Like bobcats, wolf populations were once on the decline. The protected status they enjoyed has been lifted in some counties and states in the western United States due to an increase in livestock attacks. Laws pertaining to the trapping, relocation, and shooting of a wolf are very specific, and carry both criminal and civil penalties if violated.

Bears

Due to the encroaching of their habitats, bears are once again on the increase in many regions of the United States. Desperate having enough food, some bears are venturing even into suburban backyards for a meal or water.

Several years ago, before we moved from a small rural town onto our dream homestead, one morning a brown bear was spotted walking on the sidewalks and alleys through town – the night before I lost one of our ducks. We free ranged the ducks in town but put them up into a pen at night. The pen was tall enough the ducks could not get out, but definitely short enough for a bear to reach in and find himself a meal.

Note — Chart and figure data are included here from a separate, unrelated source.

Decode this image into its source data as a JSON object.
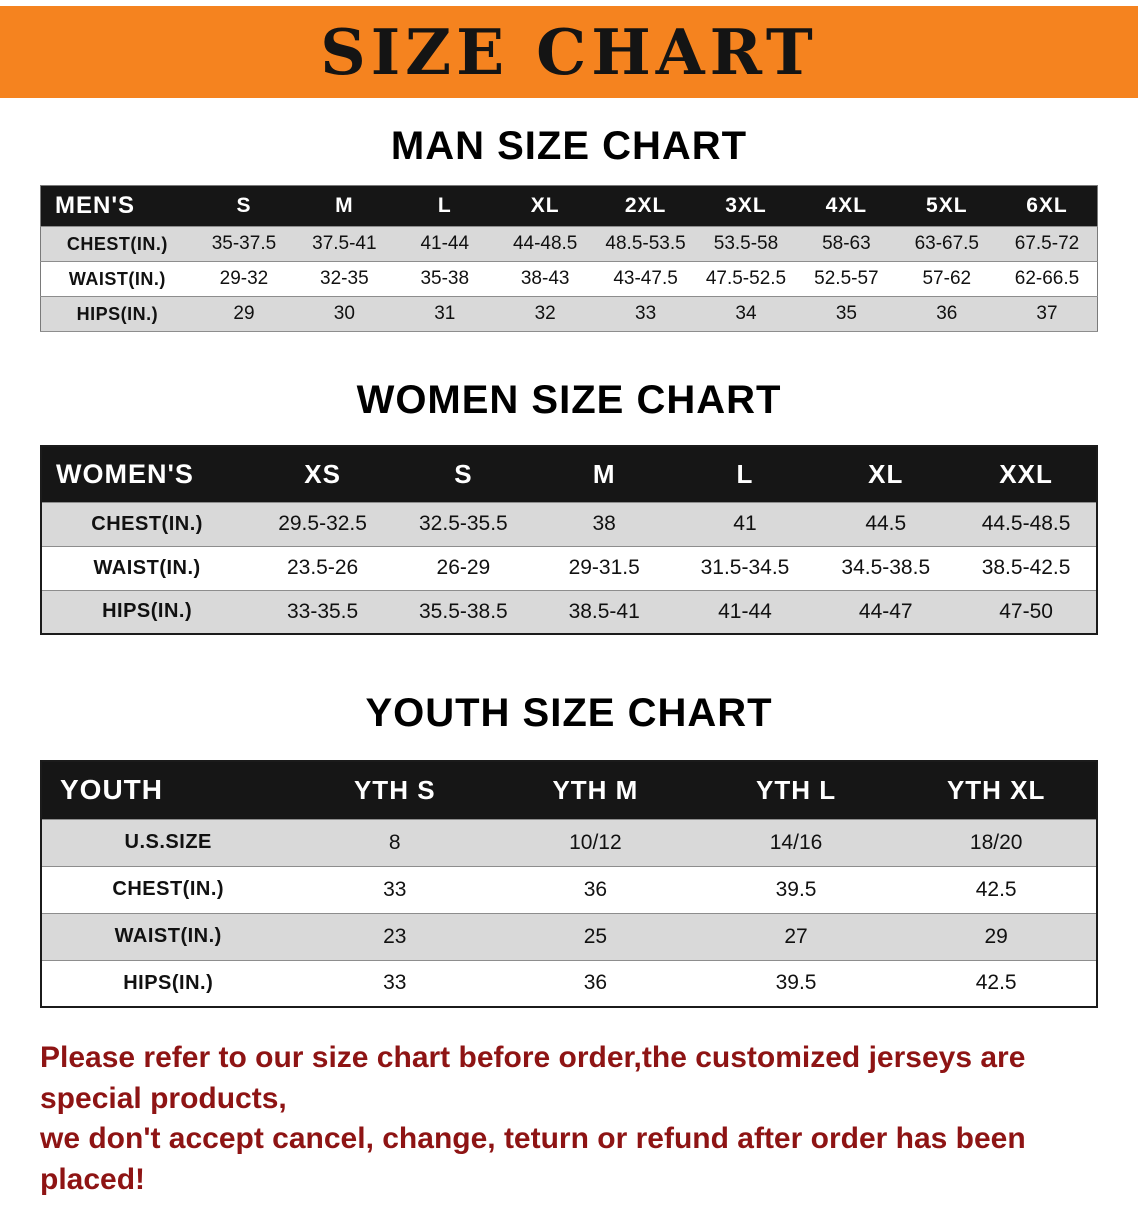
{
  "banner": {
    "title": "SIZE CHART",
    "bg_color": "#f5831f",
    "text_color": "#141414"
  },
  "sections": [
    {
      "title": "MAN SIZE CHART",
      "table": {
        "type": "table",
        "header": [
          "MEN'S",
          "S",
          "M",
          "L",
          "XL",
          "2XL",
          "3XL",
          "4XL",
          "5XL",
          "6XL"
        ],
        "rows": [
          [
            "CHEST(IN.)",
            "35-37.5",
            "37.5-41",
            "41-44",
            "44-48.5",
            "48.5-53.5",
            "53.5-58",
            "58-63",
            "63-67.5",
            "67.5-72"
          ],
          [
            "WAIST(IN.)",
            "29-32",
            "32-35",
            "35-38",
            "38-43",
            "43-47.5",
            "47.5-52.5",
            "52.5-57",
            "57-62",
            "62-66.5"
          ],
          [
            "HIPS(IN.)",
            "29",
            "30",
            "31",
            "32",
            "33",
            "34",
            "35",
            "36",
            "37"
          ]
        ]
      }
    },
    {
      "title": "WOMEN SIZE CHART",
      "table": {
        "type": "table",
        "header": [
          "WOMEN'S",
          "XS",
          "S",
          "M",
          "L",
          "XL",
          "XXL"
        ],
        "rows": [
          [
            "CHEST(IN.)",
            "29.5-32.5",
            "32.5-35.5",
            "38",
            "41",
            "44.5",
            "44.5-48.5"
          ],
          [
            "WAIST(IN.)",
            "23.5-26",
            "26-29",
            "29-31.5",
            "31.5-34.5",
            "34.5-38.5",
            "38.5-42.5"
          ],
          [
            "HIPS(IN.)",
            "33-35.5",
            "35.5-38.5",
            "38.5-41",
            "41-44",
            "44-47",
            "47-50"
          ]
        ]
      }
    },
    {
      "title": "YOUTH SIZE CHART",
      "table": {
        "type": "table",
        "header": [
          "YOUTH",
          "YTH S",
          "YTH M",
          "YTH L",
          "YTH XL"
        ],
        "rows": [
          [
            "U.S.SIZE",
            "8",
            "10/12",
            "14/16",
            "18/20"
          ],
          [
            "CHEST(IN.)",
            "33",
            "36",
            "39.5",
            "42.5"
          ],
          [
            "WAIST(IN.)",
            "23",
            "25",
            "27",
            "29"
          ],
          [
            "HIPS(IN.)",
            "33",
            "36",
            "39.5",
            "42.5"
          ]
        ]
      }
    }
  ],
  "disclaimer": {
    "line1": "Please refer to our size chart before order,the customized jerseys are special products,",
    "line2": "we don't accept cancel, change, teturn or refund after order has been placed!",
    "color": "#8e1414"
  }
}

Laws pertaining to bears as nuisance predators are also quite specific and vary by state. Making sure feed tubs are secured when not being used, the barnyard is kept free of stray feed and trash, will help prevent a bear attack, at least somewhat.

To deter large predators like bears, keep motion detector lights, solar lights, and a trail camera on and around the barn. If the trail camera detects a large predator like a bear, wolf, elk, or moose that you cannot legally shoot or trap, or are not capable of doing so, call the county or state wildlife agency and request their assistance – there is no charge for such a service.

Wrap-Up

Learn how to identify the droppings of predators in your region to determine exactly what type of predators is lurking near the flock enhance the coop and run adequately to protect against them and best determine how to deter their dinner plans.

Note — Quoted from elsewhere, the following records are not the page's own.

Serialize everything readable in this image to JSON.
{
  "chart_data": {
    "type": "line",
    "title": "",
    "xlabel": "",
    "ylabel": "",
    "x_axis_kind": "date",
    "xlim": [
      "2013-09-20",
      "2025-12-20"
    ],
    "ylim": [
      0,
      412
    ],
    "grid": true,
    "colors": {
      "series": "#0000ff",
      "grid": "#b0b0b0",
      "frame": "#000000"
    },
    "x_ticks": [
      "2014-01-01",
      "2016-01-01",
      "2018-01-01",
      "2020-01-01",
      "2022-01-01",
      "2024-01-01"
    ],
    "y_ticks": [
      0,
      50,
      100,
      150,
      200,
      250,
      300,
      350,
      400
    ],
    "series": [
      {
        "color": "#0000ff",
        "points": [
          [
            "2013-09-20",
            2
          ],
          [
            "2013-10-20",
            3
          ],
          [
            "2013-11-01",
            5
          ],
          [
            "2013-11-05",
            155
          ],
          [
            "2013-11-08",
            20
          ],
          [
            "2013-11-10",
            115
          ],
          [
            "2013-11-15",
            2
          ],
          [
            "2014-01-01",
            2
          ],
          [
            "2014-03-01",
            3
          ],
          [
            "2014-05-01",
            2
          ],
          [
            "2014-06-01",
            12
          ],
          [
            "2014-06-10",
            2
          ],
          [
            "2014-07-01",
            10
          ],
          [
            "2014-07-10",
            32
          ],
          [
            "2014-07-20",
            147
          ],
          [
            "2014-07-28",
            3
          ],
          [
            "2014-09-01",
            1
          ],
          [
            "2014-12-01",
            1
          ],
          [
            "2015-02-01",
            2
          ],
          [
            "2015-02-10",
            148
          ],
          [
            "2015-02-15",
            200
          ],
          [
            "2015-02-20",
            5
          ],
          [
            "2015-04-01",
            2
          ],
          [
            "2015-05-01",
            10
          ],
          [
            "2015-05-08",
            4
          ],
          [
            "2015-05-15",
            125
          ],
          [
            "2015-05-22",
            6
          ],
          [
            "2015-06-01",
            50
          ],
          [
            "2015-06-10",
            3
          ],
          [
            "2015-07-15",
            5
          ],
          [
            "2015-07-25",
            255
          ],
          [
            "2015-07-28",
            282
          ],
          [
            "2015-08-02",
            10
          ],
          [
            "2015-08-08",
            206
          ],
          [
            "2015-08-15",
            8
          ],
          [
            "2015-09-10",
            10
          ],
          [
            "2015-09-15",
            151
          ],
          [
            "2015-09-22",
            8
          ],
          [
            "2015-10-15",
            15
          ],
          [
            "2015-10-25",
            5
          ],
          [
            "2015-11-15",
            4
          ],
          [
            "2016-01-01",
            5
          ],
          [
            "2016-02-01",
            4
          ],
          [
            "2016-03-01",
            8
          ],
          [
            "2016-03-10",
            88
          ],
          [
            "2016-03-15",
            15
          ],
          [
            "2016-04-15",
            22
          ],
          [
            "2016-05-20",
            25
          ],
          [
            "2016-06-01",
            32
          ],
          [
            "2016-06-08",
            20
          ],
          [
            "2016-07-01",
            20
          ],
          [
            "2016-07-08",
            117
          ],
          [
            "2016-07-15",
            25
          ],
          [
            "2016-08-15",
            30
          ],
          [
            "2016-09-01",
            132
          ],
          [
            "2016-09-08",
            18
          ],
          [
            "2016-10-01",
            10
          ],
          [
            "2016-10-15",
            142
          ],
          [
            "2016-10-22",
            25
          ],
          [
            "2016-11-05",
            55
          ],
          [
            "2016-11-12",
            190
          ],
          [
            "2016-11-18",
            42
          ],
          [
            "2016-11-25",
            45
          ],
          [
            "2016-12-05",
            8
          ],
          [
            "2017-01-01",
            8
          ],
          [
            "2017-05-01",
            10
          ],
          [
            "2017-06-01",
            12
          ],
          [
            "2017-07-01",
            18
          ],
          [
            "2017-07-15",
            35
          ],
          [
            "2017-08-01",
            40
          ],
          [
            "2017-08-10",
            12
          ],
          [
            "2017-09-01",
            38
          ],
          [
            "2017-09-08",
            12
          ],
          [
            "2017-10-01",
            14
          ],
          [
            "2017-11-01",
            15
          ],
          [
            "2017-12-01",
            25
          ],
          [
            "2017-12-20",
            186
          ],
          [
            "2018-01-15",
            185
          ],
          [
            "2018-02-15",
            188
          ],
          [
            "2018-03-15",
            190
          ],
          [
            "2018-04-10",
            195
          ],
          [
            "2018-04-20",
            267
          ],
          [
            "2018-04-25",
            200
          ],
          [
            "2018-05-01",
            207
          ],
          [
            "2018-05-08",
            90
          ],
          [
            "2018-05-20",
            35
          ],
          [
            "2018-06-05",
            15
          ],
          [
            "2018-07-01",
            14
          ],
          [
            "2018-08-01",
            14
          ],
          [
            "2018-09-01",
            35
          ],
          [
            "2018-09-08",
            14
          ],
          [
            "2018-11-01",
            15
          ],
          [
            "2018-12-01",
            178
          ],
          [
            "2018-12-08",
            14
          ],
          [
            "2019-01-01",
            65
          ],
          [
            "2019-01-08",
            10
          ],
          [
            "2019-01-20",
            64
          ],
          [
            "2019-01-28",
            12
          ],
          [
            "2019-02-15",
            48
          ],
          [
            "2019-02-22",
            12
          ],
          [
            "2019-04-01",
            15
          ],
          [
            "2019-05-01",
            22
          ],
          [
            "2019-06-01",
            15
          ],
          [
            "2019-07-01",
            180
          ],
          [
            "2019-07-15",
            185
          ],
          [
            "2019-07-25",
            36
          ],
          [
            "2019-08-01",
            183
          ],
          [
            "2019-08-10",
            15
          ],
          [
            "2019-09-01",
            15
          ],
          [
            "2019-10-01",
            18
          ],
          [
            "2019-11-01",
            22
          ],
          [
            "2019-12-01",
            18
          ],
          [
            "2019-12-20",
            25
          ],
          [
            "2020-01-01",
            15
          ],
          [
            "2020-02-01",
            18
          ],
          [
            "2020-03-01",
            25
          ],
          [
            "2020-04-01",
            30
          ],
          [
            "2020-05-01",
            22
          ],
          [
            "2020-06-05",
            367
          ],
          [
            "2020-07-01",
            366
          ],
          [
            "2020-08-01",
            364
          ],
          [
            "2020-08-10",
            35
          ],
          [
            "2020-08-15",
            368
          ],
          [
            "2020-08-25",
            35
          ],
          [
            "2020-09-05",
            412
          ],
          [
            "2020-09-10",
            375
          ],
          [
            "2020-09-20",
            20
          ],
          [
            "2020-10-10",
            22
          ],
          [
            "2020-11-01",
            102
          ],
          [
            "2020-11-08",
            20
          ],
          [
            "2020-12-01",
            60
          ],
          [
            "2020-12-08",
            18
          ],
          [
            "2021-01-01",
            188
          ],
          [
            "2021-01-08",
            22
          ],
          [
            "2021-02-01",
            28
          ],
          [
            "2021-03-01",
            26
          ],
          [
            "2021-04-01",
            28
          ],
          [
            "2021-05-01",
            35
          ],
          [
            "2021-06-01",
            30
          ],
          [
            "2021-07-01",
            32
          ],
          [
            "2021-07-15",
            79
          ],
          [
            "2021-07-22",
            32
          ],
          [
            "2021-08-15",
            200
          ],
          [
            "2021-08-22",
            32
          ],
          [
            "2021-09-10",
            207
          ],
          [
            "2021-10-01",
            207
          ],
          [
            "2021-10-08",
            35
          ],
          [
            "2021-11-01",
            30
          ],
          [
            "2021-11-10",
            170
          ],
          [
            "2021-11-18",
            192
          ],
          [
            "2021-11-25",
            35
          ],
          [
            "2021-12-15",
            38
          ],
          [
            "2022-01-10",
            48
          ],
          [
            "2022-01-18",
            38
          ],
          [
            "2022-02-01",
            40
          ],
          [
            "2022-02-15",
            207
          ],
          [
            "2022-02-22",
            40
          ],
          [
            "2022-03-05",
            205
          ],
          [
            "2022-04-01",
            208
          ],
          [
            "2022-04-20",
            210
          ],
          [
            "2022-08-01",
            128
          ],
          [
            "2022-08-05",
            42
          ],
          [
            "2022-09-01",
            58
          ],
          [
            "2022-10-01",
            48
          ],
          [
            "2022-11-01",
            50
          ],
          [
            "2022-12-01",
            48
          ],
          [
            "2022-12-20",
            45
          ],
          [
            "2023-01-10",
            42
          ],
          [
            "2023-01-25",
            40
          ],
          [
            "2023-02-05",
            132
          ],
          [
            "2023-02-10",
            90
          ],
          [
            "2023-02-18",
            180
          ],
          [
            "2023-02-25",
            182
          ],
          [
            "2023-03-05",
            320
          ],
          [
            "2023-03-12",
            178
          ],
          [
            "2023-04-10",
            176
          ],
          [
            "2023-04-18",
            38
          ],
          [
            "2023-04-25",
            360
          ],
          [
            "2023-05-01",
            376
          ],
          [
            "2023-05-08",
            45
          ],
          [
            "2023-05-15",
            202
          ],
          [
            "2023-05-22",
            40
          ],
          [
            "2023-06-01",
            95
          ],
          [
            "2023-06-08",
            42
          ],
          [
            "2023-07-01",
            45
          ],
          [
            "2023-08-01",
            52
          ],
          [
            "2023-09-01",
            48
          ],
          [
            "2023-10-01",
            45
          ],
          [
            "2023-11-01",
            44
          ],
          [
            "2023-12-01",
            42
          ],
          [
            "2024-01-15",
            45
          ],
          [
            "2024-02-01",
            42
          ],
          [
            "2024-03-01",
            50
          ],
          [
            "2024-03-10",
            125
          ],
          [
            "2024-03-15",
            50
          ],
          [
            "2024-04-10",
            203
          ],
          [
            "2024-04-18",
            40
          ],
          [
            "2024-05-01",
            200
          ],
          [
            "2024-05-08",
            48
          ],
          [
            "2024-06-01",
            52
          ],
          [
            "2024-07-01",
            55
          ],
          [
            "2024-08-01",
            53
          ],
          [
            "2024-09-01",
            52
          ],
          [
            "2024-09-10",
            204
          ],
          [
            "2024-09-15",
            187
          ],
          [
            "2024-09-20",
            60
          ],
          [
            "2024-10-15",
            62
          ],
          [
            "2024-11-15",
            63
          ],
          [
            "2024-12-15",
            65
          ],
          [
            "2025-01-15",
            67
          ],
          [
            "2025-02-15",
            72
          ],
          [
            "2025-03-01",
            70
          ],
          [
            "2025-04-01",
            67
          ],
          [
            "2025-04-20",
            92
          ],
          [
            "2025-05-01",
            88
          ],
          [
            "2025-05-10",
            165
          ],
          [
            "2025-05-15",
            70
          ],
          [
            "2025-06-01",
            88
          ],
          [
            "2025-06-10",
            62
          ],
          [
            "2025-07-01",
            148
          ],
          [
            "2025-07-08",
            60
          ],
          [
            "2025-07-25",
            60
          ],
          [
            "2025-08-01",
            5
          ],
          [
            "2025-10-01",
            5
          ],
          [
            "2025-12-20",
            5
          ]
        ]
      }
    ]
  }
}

Learning how to detect what predators are breaching the barnyard perimeter is substantially important to the survival of your livestock.

homestead predators pinterest

5 thoughts on “The Most Deadly Predators On The Homestead”

  1. All good points, but I should point out that it’s not just rural areas. I live in a populated suburb of Richmond, VA and it’s well known that a pair of bears live in the area and sometimes go dumpster diving at local strip malls. Animal control has been after them for a while, but to no avail. I’d hate to be taking out the trash and run into one.

    Also, my suburban neighborhood has had reports of coyotes, one of which was described as “sickly looking” which is a red flag for me. Also we have an aggressive neighborhood dog that gets out on his own frequently and will approach other humans, as well as other dogs, very aggressively. The owners have gotten complaints from neighbors, but they ignore them. If I have an encounter with him, I will call Animal Control and not stop bugging them until the dog is impounded.

    When I walk my dogs, I have a .38, pepper spray and a pretty substantial knife and I will use any and all if I have to. Unfortunately, the “three S’s” will probably not work in my area. Someone will always be around to hear/see whatever happens. But I know the law and I follow it. I will be happy to explain my actions to the legal system.

    Reply
  2. Skunks! I think people expect them to not be interested in livestock, I know I did. I lost 35 young chickens, worth about $100, to a skunk this spring. Hard lesson to learn.

    Reply
    • Becky,

      Wow, that is a horrible loss! I used to not view skunks as a predator, as least not more than as an egg thief, but not anymore. We keep traps set for small predators like skunk all the time now in hopes we can stop a threat before we even know it is lurking about.

      Reply
  3. you missed feral cats and dogs. Have had problems for years with dumped and feral cats and dogs. When all else fails go with the 3S’s shoot ,shovel and shut up. Jest remember that some DNR’s are releasing with tags some animals you do not want around.

    Reply
    • Ben,

      I can’t imagine with having to deal with feral cats and dogs too! How awful. I LOVE the 3 S’s…always sound advice!